Given the fact that the market opportunity for Point.Man is seemingly much larger than for MAPICS XA, the existing AS/400 solution, and due to Point.Man's strong Web-enablement, personalization, flexibility and scalability capabilities, we should imagine Point.Man to tacitly become the main offering for MAPICS in the long run.

That is not going to happen any time soon since XA is still functionally a stronger product than Point.Man across the range.
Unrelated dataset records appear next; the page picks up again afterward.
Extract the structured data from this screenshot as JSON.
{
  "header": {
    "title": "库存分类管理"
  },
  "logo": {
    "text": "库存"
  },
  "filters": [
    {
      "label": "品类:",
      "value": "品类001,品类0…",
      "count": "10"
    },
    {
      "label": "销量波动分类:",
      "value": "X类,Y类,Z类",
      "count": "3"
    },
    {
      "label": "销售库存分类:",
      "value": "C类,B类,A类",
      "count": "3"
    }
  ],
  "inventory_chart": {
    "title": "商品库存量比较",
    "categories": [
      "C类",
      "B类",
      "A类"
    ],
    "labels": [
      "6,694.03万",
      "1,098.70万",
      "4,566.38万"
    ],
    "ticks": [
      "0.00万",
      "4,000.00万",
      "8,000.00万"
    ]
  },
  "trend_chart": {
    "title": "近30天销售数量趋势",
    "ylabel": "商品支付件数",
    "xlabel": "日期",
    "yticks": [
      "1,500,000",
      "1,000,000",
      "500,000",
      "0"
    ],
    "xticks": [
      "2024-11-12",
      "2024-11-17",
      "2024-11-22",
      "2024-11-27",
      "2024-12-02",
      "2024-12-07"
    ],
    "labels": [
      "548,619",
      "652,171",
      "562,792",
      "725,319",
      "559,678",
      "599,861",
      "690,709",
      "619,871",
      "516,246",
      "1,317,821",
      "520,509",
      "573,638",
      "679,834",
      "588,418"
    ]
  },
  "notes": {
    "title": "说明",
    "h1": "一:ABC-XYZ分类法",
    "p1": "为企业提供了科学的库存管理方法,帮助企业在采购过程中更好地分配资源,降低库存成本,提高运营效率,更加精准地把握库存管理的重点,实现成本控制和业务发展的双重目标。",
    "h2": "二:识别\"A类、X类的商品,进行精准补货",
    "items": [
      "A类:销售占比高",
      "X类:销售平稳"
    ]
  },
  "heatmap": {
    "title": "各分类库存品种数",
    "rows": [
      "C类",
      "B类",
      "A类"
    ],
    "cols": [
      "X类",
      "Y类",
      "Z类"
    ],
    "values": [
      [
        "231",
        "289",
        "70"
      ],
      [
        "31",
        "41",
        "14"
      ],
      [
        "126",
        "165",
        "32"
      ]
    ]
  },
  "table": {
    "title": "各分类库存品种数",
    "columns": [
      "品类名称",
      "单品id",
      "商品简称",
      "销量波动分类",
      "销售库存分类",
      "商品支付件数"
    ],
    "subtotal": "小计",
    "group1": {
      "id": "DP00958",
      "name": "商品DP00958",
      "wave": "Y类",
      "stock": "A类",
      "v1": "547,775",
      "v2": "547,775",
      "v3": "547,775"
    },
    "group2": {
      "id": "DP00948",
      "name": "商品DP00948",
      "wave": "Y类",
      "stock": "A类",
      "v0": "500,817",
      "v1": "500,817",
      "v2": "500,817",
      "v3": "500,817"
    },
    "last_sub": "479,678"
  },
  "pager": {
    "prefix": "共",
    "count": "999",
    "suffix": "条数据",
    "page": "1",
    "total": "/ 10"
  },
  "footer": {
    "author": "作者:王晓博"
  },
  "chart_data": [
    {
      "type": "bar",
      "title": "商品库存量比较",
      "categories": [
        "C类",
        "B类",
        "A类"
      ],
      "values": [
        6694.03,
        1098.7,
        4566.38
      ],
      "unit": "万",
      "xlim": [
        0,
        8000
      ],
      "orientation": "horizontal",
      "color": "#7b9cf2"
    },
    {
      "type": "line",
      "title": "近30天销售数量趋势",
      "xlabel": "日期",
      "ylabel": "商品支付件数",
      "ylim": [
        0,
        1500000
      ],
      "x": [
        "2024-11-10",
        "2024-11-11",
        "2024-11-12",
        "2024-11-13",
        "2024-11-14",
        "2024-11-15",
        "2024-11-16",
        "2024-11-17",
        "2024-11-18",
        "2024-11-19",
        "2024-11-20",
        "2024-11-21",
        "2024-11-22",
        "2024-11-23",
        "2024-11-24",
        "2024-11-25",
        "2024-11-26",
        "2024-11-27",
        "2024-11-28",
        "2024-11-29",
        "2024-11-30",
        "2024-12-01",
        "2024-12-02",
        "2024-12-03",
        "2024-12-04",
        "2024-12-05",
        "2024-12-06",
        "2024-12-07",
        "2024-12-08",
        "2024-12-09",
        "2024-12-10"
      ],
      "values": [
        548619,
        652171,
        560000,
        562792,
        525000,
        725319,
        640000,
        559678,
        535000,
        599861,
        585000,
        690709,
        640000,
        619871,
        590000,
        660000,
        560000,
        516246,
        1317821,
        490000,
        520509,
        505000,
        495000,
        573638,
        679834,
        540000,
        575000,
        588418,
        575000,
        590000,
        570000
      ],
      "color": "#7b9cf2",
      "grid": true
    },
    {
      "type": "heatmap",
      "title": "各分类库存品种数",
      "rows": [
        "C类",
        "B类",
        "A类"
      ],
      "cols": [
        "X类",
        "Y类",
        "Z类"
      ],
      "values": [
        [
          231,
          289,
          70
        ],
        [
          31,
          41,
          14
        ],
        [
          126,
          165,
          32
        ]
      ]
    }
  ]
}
As an example, Point.Man exhibits minimal multi-national capabilities since it currently supports only the English language. Although the support for six languages is slated for September, that will still be very modest compared to XA's support for 21 languages. In addition, the following capabilities are also Point.Man's weaker areas compared to its AS/400 counterpart: shop floor control (tooling requirements, MES, PDM, hazardous material reporting, kitting), sales force automation (SFA), distribution requirements planning (DRP), and project management.

Finally, MAPICS can expect growing pains in merging disparate product lines and training the newly extended large affiliate channel. On the one hand, it will be difficult to support existing customers and existing products, while blending those somewhat competitive product lines. Despite the focus and corporate culture compatibilities, there is much more organizational fine-tuning to be performed.

MAPICS is a stable, old, consistently profitable company, with an immaculate customer service record and almost uniquely developed affiliate channel in over 70 countries. On the other hand, the pre-MAPICS Pivotpoint could not cite any of the abovementioned characteristics. Moreover, the market and investors will keep MAPICS future financial performance under a very close scrutiny. There will be an emphasized (possibly unrealistic) pressure for both growth and profit display. The recent crippling of Great Plains' market valuation to almost its half, despite a respectable (but 'insufficient') growth and profit after the merger with the rival Solomon Software, is a case in point.

User Recommendations

MAPICS should be included on the selection list for mid-market companies (with $50M-$500M in revenue), where discrete, batch manufacturing, engineering and logistics modules are the main pillars of an enterprise application. MAPICS is a renowned mid-market ERP vendor, with a long tradition and a large, loyal and satisfied customer base.

However, since we expect growing pains in merging disparate product lines within the current affiliate channel, potential clients should conduct a preliminary research on industry expertise and reference sites of a regional MAPICS affiliate service provider when the MAPICS/PivotPoint product is selected. They should also familiarize themselves with respective products' strengths/weaknesses within certain vertical industries. Existing users of Minxware and GrowthPower MRP II products may benefit from evaluating other ERP vendors instead of blindly opting for migrating to a MAPICS' product.

Current MAPICS/Pivotpoint users may want to inquire about the company's plans regarding Internet marketplaces in their respective industries. Furthermore, companies outside of above-mentioned industries may benefit from evaluating MAPICS non-core ERP product components on a stand-alone basis for their e-business needs and leverage that information against other vendors in the selection.

As for the new added functionality through partnerships, users are advised to ask for firm assurances on the availability and future upgrades timeframes, and more detailed scope of combined product functionality. In any case, make sure that MAPICS or its affiliate service provider offers a single contract and help desk for all disparate components of its product offerings. This should not be a problem given the company's past customer satisfaction record.